LANDSCAPE FUEL REDUCTION, FOREST FIRE, AND BIOPHYSICAL LINKAGES TO LOCAL HABITAT USE AND LOCAL EXTINCTION OF FISHERS (PEKANIA PENNANTI) IN THE SOUTHERN SIERRA NEVADA
Rick A. Sweitzer; The Great Basin Institute; sweitzerrick@gmail.com; Brett J. Furnas, Reginald H. Barrett, Kathryn L. Purcell, Craig M. Thompson
Fire suppression contributed to major changes in California's Sierra Nevada forests. Landscape fuel treatments are being used to reduce wildfire intensity and spread, but may negatively impact fishers. We used cameras to survey for fishers among 1-km2 grid cells in the Sierra National Forest, and applied occupancy modeling to evaluate responses of fishers to disturbance from forest fuel reduction. We detected fishers most often between 1380 m and 1970 m elevation, and detection probability occupancy was higher in habitats with high canopy cover. Local habitat use trended downward among cells with higher levels of managed burning+forest fires 25 years before surveys, and in cells where disturbance from restorative fuel reduction was higher. Local extinction increased with higher levels of restorative fuel reduction, but was not diminished by prior burning, or extractive activities.

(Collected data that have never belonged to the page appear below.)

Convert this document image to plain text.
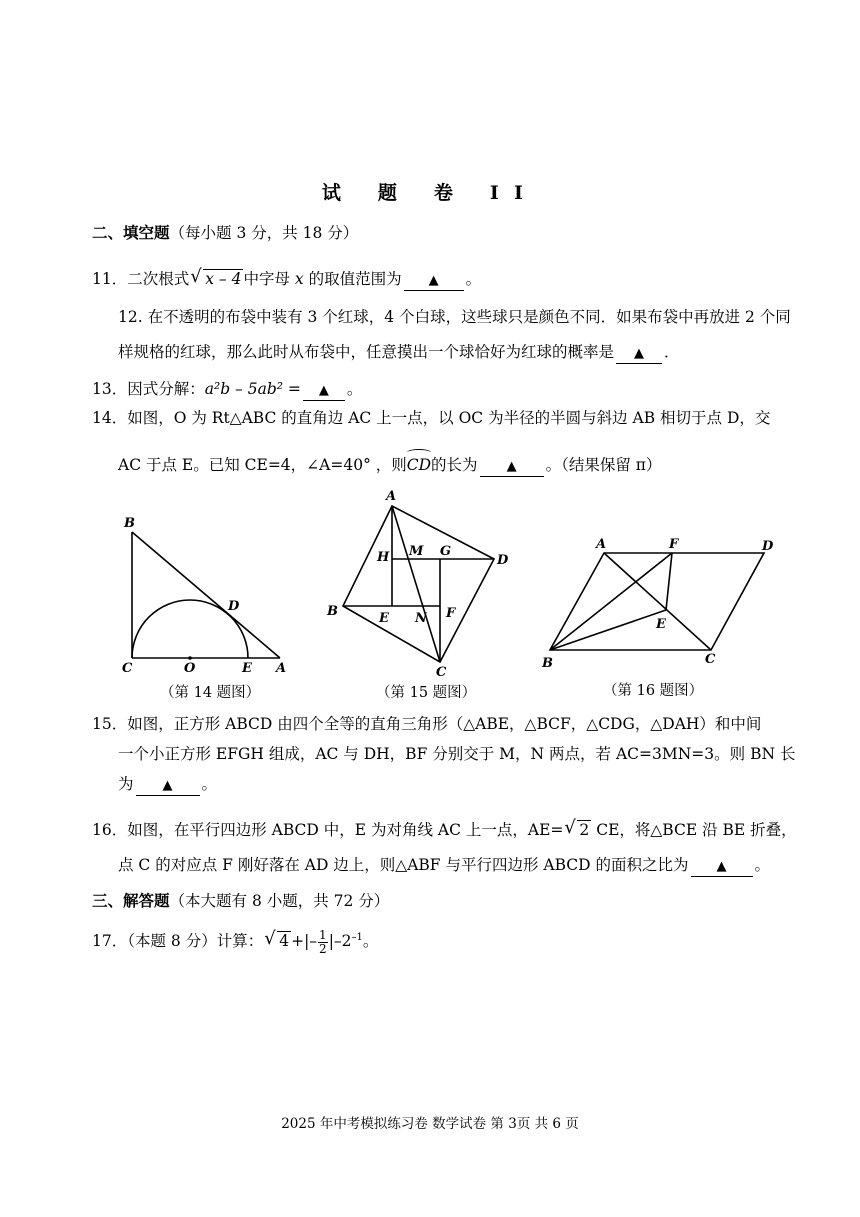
试 题 卷 II
二、填空题（每小题 3 分，共 18 分）
11．二次根式 √ x – 4 中字母 x 的取值范围为 ▲ 。
12. 在不透明的布袋中装有 3 个红球，4 个白球，这些球只是颜色不同．如果布袋中再放进 2 个同
样规格的红球，那么此时从布袋中，任意摸出一个球恰好为红球的概率是 ▲ ．
13．因式分解：a²b – 5ab² = ▲ 。
14．如图，O 为 Rt△ABC 的直角边 AC 上一点，以 OC 为半径的半圆与斜边 AB 相切于点 D，交
AC 于点 E。已知 CE=4，∠A=40° ，则CD的长为 ▲ 。（结果保留 π）
B
D
C	O	E A
（第 14 题图）
A
H M G
D
B	E N F
C
（第 15 题图）
A	F	D
E
B	C
（第 16 题图）
15．如图，正方形 ABCD 由四个全等的直角三角形（△ABE，△BCF，△CDG，△DAH）和中间
一个小正方形 EFGH 组成，AC 与 DH，BF 分别交于 M，N 两点，若 AC=3MN=3。则 BN 长
为 ▲ 。
16．如图，在平行四边形 ABCD 中，E 为对角线 AC 上一点，AE= √ 2 CE，将△BCE 沿 BE 折叠，
点 C 的对应点 F 刚好落在 AD 边上，则△ABF 与平行四边形 ABCD 的面积之比为 ▲ 。
三、解答题（本大题有 8 小题，共 72 分）
17．（本题 8 分）计算： √ 4 +|– $\frac{1}{2} |-2^{-1}$。
2025 年中考模拟练习卷 数学试卷 第 3页 共 6 页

A trend for lower fisher occupancy in extensively burned grids suggested that wildfires did not decimate suitable fisher habitat. Wildfires increased in our study area after the 1980s, and may impinge on forests with higher fisher occupancy in the future. Forest fuel reduction imposes a more limited short term cost to fishers than previously believed, but less is known about the responses of denning fishers to management disturbance.